Over the past year, we’ve heard politicians the world over discussing the need for governments to be able to bypass encryption. Major Silicon Valley powers like Apple and Google have repeatedly told lawmakers that they can’t be given access to the encrypted services they provide for their users, with or without a warrant, because they don’t have that access themselves – only the user has the encryption key.
That’s where we see pushback from law enforcement and intelligence agencies who claim that this standard is unacceptable and allows criminals and terrorists to plot freely, away from the eyes of the law. Their solution? Create a backdoor into encryption that allows the government to access encrypted data, while still keeping it safe for everyone else.
A backdoor is for everyone, not just a government
It feels as if every month or so we see the US and UK governments pushing for a new encryption backdoor. The flavor of the month is currently Feinstein and Burr’s draft encryption bill which would essentially make all encryption illegal in the US. Under a new name or repackaged into a new bill, we see this same proposal emerge again and again, no matter how often tech companies, cybersecurity experts, and even the White House, have to bat it away as fantasy.
We need to be clear about something: there is no backdoor that only lets the government into encryption and no one else. A backdoor for one person or one group is a backdoor for everyone. Even putting aside the ethical argument about allowing the government implicit access into each person’s digital privacy, the fact is that allowing law enforcement and intelligence agencies exclusive access into an encrypted service undermines that service’s ability to protect anyone’s information from any cyberthreat.
But the usual suspects, GCHQ and the NSA, either don’t seem to understand this or don’t care, and have aggressively pursued the backdoor option over and over again.
Let’s take a trip down memory lane…
In the wake of the Edward Snowden revelations about the NSA’s mass surveillance programs, Apple reveals a new encryption method for iOS8 that would make it impossible for user information stored on Apple devices to be accessed by the government, even with a warrant. Google follows suit by rolling out similar full-disk encryption with Android 5.0 in October 2015.
FBI Director James Comey warns that 'encryption threatens to lead all of us into a very dark place' and will be used as a 'means of evading detection' by criminals and suspected terrorists, with 'very serious consequences for law enforcement and national security agencies at all levels'. Comey notes that he and the FBI don’t seek a backdoor into encrypted services, but rather full 'front door' access, 'with clarity and transparency, and with clear guidance from the law'.

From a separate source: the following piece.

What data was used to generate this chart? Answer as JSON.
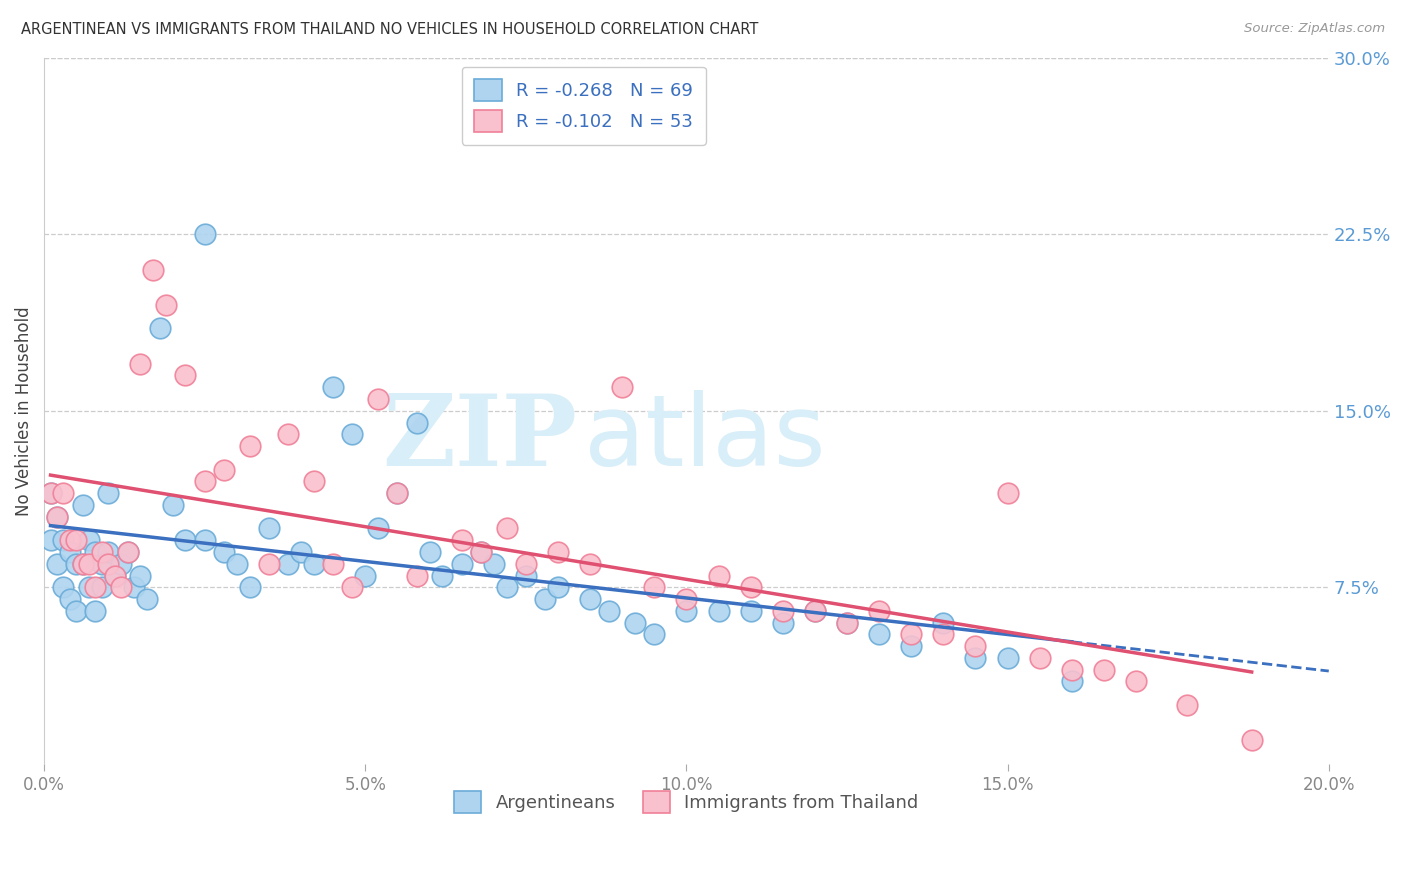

Apple and Google petition the Obama administration to reject backdoor encryption proposals.
With opposition against encryption backdoors mounting, and law enforcement softening its approach from pursuing an across-the-board legislation to solutions tailored on a company-by-company basis, the Obama administration begins shifting behind the anti-backdoor movement.

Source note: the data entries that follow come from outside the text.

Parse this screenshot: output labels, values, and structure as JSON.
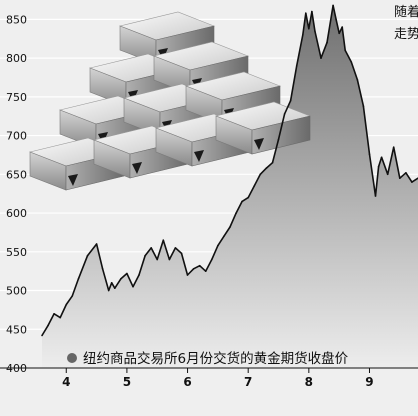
{
  "chart_data": {
    "type": "area",
    "title": "",
    "caption": "纽约商品交易所6月份交货的黄金期货收盘价",
    "side_note_lines": [
      "随着",
      "走势"
    ],
    "x_tick_labels": [
      "4",
      "5",
      "6",
      "7",
      "8",
      "9"
    ],
    "y_tick_labels": [
      "400",
      "450",
      "500",
      "550",
      "600",
      "650",
      "700",
      "750",
      "800",
      "850"
    ],
    "ylim": [
      400,
      875
    ],
    "x_range": [
      3.6,
      9.8
    ],
    "grid": true,
    "series": [
      {
        "x": [
          3.6,
          3.7,
          3.8,
          3.9,
          4.0,
          4.1,
          4.2,
          4.35,
          4.5,
          4.6,
          4.7,
          4.75,
          4.8,
          4.9,
          5.0,
          5.1,
          5.2,
          5.3,
          5.4,
          5.5,
          5.6,
          5.7,
          5.8,
          5.9,
          6.0,
          6.1,
          6.2,
          6.3,
          6.4,
          6.5,
          6.6,
          6.7,
          6.8,
          6.9,
          7.0,
          7.1,
          7.2,
          7.3,
          7.4,
          7.5,
          7.6,
          7.7,
          7.8,
          7.9,
          7.95,
          8.0,
          8.05,
          8.1,
          8.2,
          8.3,
          8.4,
          8.45,
          8.5,
          8.55,
          8.6,
          8.7,
          8.8,
          8.9,
          9.0,
          9.1,
          9.15,
          9.2,
          9.3,
          9.4,
          9.5,
          9.6,
          9.7,
          9.8
        ],
        "values": [
          442,
          455,
          470,
          465,
          482,
          493,
          515,
          545,
          560,
          528,
          500,
          510,
          503,
          515,
          522,
          505,
          520,
          545,
          555,
          540,
          565,
          540,
          555,
          548,
          520,
          528,
          532,
          525,
          540,
          558,
          570,
          582,
          600,
          615,
          620,
          635,
          650,
          658,
          665,
          695,
          728,
          745,
          790,
          830,
          858,
          838,
          860,
          835,
          800,
          820,
          868,
          850,
          832,
          840,
          810,
          795,
          772,
          738,
          676,
          622,
          660,
          672,
          650,
          685,
          645,
          652,
          640,
          645
        ]
      }
    ]
  },
  "colors": {
    "background": "#efefef",
    "gridline": "#ffffff",
    "area_top": "#6f6f6f",
    "area_bottom": "#ededed",
    "line": "#111111",
    "caption_bullet": "#666666"
  },
  "icons": {
    "illustration": "gold-bars-pyramid-icon",
    "caption_bullet": "bullet-circle-icon"
  }
}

The Paris terror attacks reignite the encryption debate. The FBI again argues that encryption provides a cover for terrorists, seeking a plan that would force companies to download user data when given a warrant. The tech industry is again forced to fight back against the calls for backdoors.

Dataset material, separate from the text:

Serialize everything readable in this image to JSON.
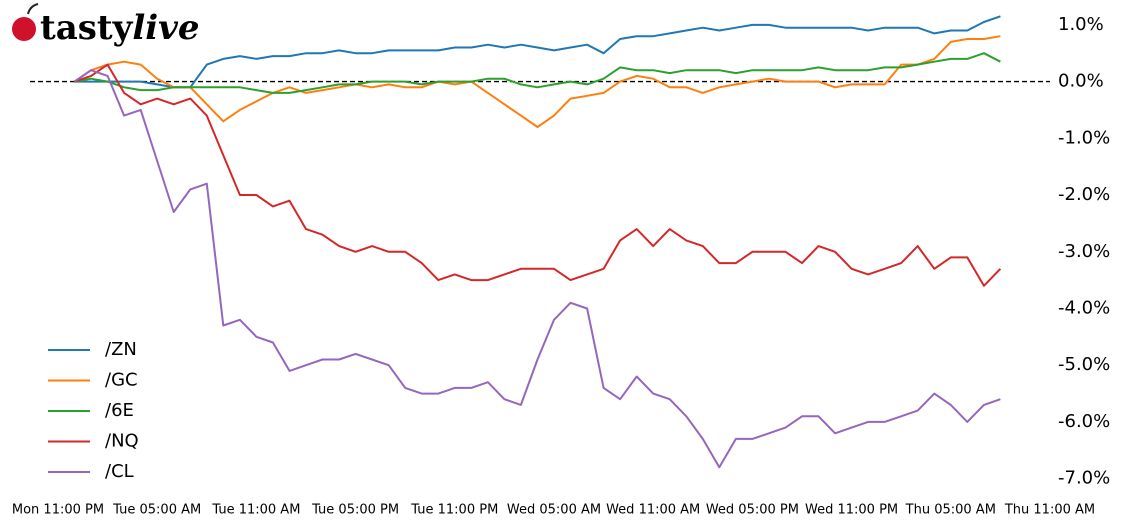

The FBI reframes the encryption debate, challenging tech executives to rethink their entire business model regarding encrypted data. Meanwhile, Congress slips a new version of the previously defeated Cybersecurity Information Sharing Act (CISA) into a must-pass spending bill, which eases cybersecurity protections to grant law enforcement greater data access. The bill passes.
And that’s just over the past year! The NSA andthe British Government have managed to successfully turn 'encryption backdoor' from an opaque concept into a repeatable meme, an easy-to-understand shortcut that, even if it doesn’t make any technological or practical sense, makes for a good soundbite.
But, how many times do we have to play this game? How many times have we seen Congress pass laws – from the Patriot Act to CISA – and Theresa May push for increased powers in her Snooper’s Charter? These laws are enacted quickly, in the interest of national security, without most people really realising what they were supporting until the damage to their privacy had already been done.
A backdoor for one is a backdoor for all; there is no magic bullet that only hits the bad guys. Suggesting otherwise over and over again, while maybe an effective rhetorical strategy, is not going to make that any less false.